Regularizing effects concerning elliptic equations with a superlinear gradient term
Marta Latorre Balado, Martina Magliocca, Sergio Segura de León
TL;DR
The paper analyzes a homogeneous Dirichlet elliptic problem with gradient growth of the form $g(u)|\nabla u|^q$, $1<q<2$, under $L^m(\Omega)$ or measure data. It identifies the optimal far-field decay $|s|^\alpha g(s)$ through $\alpha=\frac{N(q-1)-mq}{N-2m}$ (for $m>1$) that guarantees existence, and classifies the gradient-growth into sublinear, linear, and superlinear regimes with corresponding existence results in finite-energy or renormalized senses. The authors develop a refined a priori estimate framework and compactness arguments, including a Marcinkiewicz-based approach for measure data, to obtain convergence and higher regularity in various parameter ranges, showing consistency with GMP (constant $g$) and PS (quadratic growth) in the appropriate limits. The work demonstrates a regularizing effect of the gradient term on existence and summability, extends the theory to subquadratic growth and discontinuous coefficients, and provides a unified treatment across data regimes from Lebesgue to measure data.
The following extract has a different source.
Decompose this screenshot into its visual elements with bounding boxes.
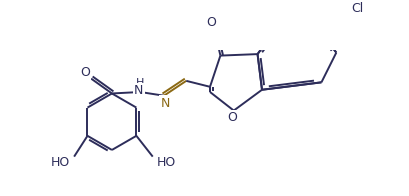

This advances the understanding of nonlinear elliptic equations with gradient-driven nonlinearities and their solvability under low-regularity data.
Abstract
We consider the homogeneous Dirichlet problem for an elliptic equation driven by a linear operator with discontinuous coefficients and having a subquadratic gradient term. This gradient term behaves as $g(u)|\nabla u|^q$, where $1<q<2$ and $g(s)$ is a continuous function. Data belong to $L^m(Ω)$ with $1\le m <\frac{N}{2}$ as well as measure data instead of $L^1$-data, so that unbounded solutions are expected. Our aim is, given $1\le m<\frac N2$ and $1<q<2$, to find the suitable behaviour of $g$ close to infinity which leads to existence for our problem. We show that the presence of $g$ has a regularizing effect in the existence and summability of the solution. Moreover, our results adjust with continuity with known results when either $g(s)$ is constant or $q=2$.